Servidor terá aumento de até 31%, mas só em 2012


  

Os percentuais a serem pagos, em julho do ano que vem, foram apresentados pelo governo à Confederação dos Trabalhadores no Serviço Público federal (Condsef) e beneficiam os 420 mil servidores das carreiras do Plano Geral de Cargos do Poder Executivo, Previdência, Saúde, Trabalho e correlatas. O pessoal de nível superior, cerca de 84 mil, terá aumento de até 31%, o que elevará o salário final para R$ 87 mil. Os demais, de nível intermediário e auxiliar, receberão valores fixos de R$ 211 e R$ 105 - resultando em alta de 2,3% a 7,3%.

Além disso, o Planalto promete nivelar de forma gradual o contracheque das carreiras de nível superior com o dos servidores contemplados pela Lei nº 12.277/10 - engenheiros, arquitetos, geólogos, estatísticos e economistas, cujo salário final está em R$ 10.209,50. Mas não estabelece prazo para chegar a este patamar.




Governo decide conceder ganhos maiores a quem tem nível superior.

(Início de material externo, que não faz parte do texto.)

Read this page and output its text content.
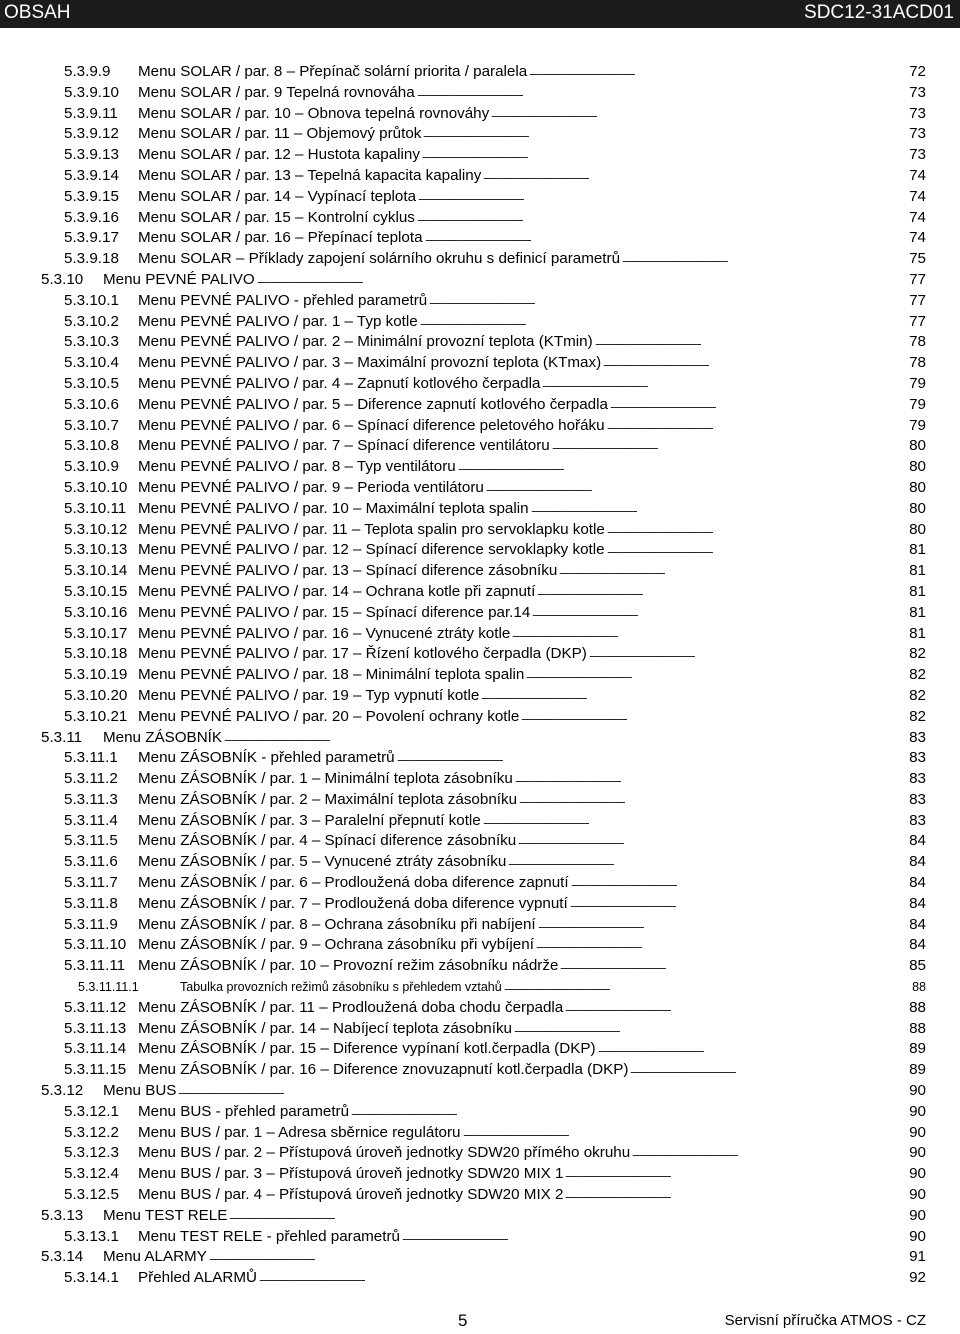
OBSAH	SDC12-31ACD01
5.3.9.9 Menu SOLAR / par. 8 – Přepínač solární priorita / paralela . . .	72
5.3.9.10 Menu SOLAR / par. 9 Tepelná rovnováha . . .	73
5.3.9.11 Menu SOLAR / par. 10 – Obnova tepelná rovnováhy . . .	73
5.3.9.12 Menu SOLAR / par. 11 – Objemový průtok . . .	73
5.3.9.13 Menu SOLAR / par. 12 – Hustota kapaliny . . .	73
5.3.9.14 Menu SOLAR / par. 13 – Tepelná kapacita kapaliny . . .	74
5.3.9.15 Menu SOLAR / par. 14 – Vypínací teplota . . .	74
5.3.9.16 Menu SOLAR / par. 15 – Kontrolní cyklus . . .	74
5.3.9.17 Menu SOLAR / par. 16 – Přepínací teplota . . .	74
5.3.9.18 Menu SOLAR – Příklady zapojení solárního okruhu s definicí parametrů . . .	75
5.3.10 Menu PEVNÉ PALIVO . . .	77
5.3.10.1 Menu PEVNÉ PALIVO - přehled parametrů . . .	77
5.3.10.2 Menu PEVNÉ PALIVO / par. 1 – Typ kotle . . .	77
5.3.10.3 Menu PEVNÉ PALIVO / par. 2 – Minimální provozní teplota (KTmin) . . .	78
5.3.10.4 Menu PEVNÉ PALIVO / par. 3 – Maximální provozní teplota (KTmax) . . .	78
5.3.10.5 Menu PEVNÉ PALIVO / par. 4 – Zapnutí kotlového čerpadla . . .	79
5.3.10.6 Menu PEVNÉ PALIVO / par. 5 – Diference zapnutí kotlového čerpadla . . .	79
5.3.10.7 Menu PEVNÉ PALIVO / par. 6 – Spínací diference peletového hořáku . . .	79
5.3.10.8 Menu PEVNÉ PALIVO / par. 7 – Spínací diference ventilátoru . . .	80
5.3.10.9 Menu PEVNÉ PALIVO / par. 8 – Typ ventilátoru . . .	80
5.3.10.10 Menu PEVNÉ PALIVO / par. 9 – Perioda ventilátoru . . .	80
5.3.10.11 Menu PEVNÉ PALIVO / par. 10 – Maximální teplota spalin . . .	80
5.3.10.12 Menu PEVNÉ PALIVO / par. 11 – Teplota spalin pro servoklapku kotle . . .	80
5.3.10.13 Menu PEVNÉ PALIVO / par. 12 – Spínací diference servoklapky kotle . . .	81
5.3.10.14 Menu PEVNÉ PALIVO / par. 13 – Spínací diference zásobníku . . .	81
5.3.10.15 Menu PEVNÉ PALIVO / par. 14 – Ochrana kotle při zapnutí . . .	81
5.3.10.16 Menu PEVNÉ PALIVO / par. 15 – Spínací diference par.14 . . .	81
5.3.10.17 Menu PEVNÉ PALIVO / par. 16 – Vynucené ztráty kotle . . .	81
5.3.10.18 Menu PEVNÉ PALIVO / par. 17 – Řízení kotlového čerpadla (DKP) . . .	82
5.3.10.19 Menu PEVNÉ PALIVO / par. 18 – Minimální teplota spalin . . .	82
5.3.10.20 Menu PEVNÉ PALIVO / par. 19 – Typ vypnutí kotle . . .	82
5.3.10.21 Menu PEVNÉ PALIVO / par. 20 – Povolení ochrany kotle . . .	82
5.3.11 Menu ZÁSOBNÍK . . .	83
5.3.11.1 Menu ZÁSOBNÍK - přehled parametrů . . .	83
5.3.11.2 Menu ZÁSOBNÍK / par. 1 – Minimální teplota zásobníku . . .	83
5.3.11.3 Menu ZÁSOBNÍK / par. 2 – Maximální teplota zásobníku . . .	83
5.3.11.4 Menu ZÁSOBNÍK / par. 3 – Paralelní přepnutí kotle . . .	83
5.3.11.5 Menu ZÁSOBNÍK / par. 4 – Spínací diference zásobníku . . .	84
5.3.11.6 Menu ZÁSOBNÍK / par. 5 – Vynucené ztráty zásobníku . . .	84
5.3.11.7 Menu ZÁSOBNÍK / par. 6 – Prodloužená doba diference zapnutí . . .	84
5.3.11.8 Menu ZÁSOBNÍK / par. 7 – Prodloužená doba diference vypnutí . . .	84
5.3.11.9 Menu ZÁSOBNÍK / par. 8 – Ochrana zásobníku při nabíjení . . .	84
5.3.11.10 Menu ZÁSOBNÍK / par. 9 – Ochrana zásobníku při vybíjení . . .	84
5.3.11.11 Menu ZÁSOBNÍK / par. 10 – Provozní režim zásobníku nádrže . . .	85
5.3.11.11.1	Tabulka provozních režimů zásobníku s přehledem vztahů . . .	88
5.3.11.12 Menu ZÁSOBNÍK / par. 11 – Prodloužená doba chodu čerpadla . . .	88
5.3.11.13 Menu ZÁSOBNÍK / par. 14 – Nabíjecí teplota zásobníku . . .	88
5.3.11.14 Menu ZÁSOBNÍK / par. 15 – Diference vypínaní kotl.čerpadla (DKP) . . .	89
5.3.11.15 Menu ZÁSOBNÍK / par. 16 – Diference znovuzapnutí kotl.čerpadla (DKP) . . .	89
5.3.12 Menu BUS . . .	90
5.3.12.1 Menu BUS - přehled parametrů . . .	90
5.3.12.2 Menu BUS / par. 1 – Adresa sběrnice regulátoru . . .	90
5.3.12.3 Menu BUS / par. 2 – Přístupová úroveň jednotky SDW20 přímého okruhu . . .	90
5.3.12.4 Menu BUS / par. 3 – Přístupová úroveň jednotky SDW20 MIX 1 . . .	90
5.3.12.5 Menu BUS / par. 4 – Přístupová úroveň jednotky SDW20 MIX 2 . . .	90
5.3.13 Menu TEST RELE . . .	90
5.3.13.1 Menu TEST RELE - přehled parametrů . . .	90
5.3.14 Menu ALARMY . . .	91
5.3.14.1 Přehled ALARMŮ . . .	92
5	Servisní příručka ATMOS - CZ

Para os demais, o acréscimo será de no máximo R$ 211 Depois de quatro meses de negociação, o governo finalmente propôs reajustes que vão de 2,3% a 31% para os 420 mil servidores ativos e inativos das carreiras do Plano Geral de Cargos do Poder Executivo (PGPE), Previdência, Saúde e Trabalho e correlatas, a serem pagos somente em julho do ano que vem. O maior percentual é para os de nível superior — cerca de 84 mil. A grande parcela deles terá aumento entre 21,4% e 31%, elevando o salário final para R$ 7 mil. Os demais, de nível intermediário e auxiliar, receberão valores fixos de R$ 211 e R$ 105, respectivamente, o que representa acréscimo de 2,3% a 7,3%.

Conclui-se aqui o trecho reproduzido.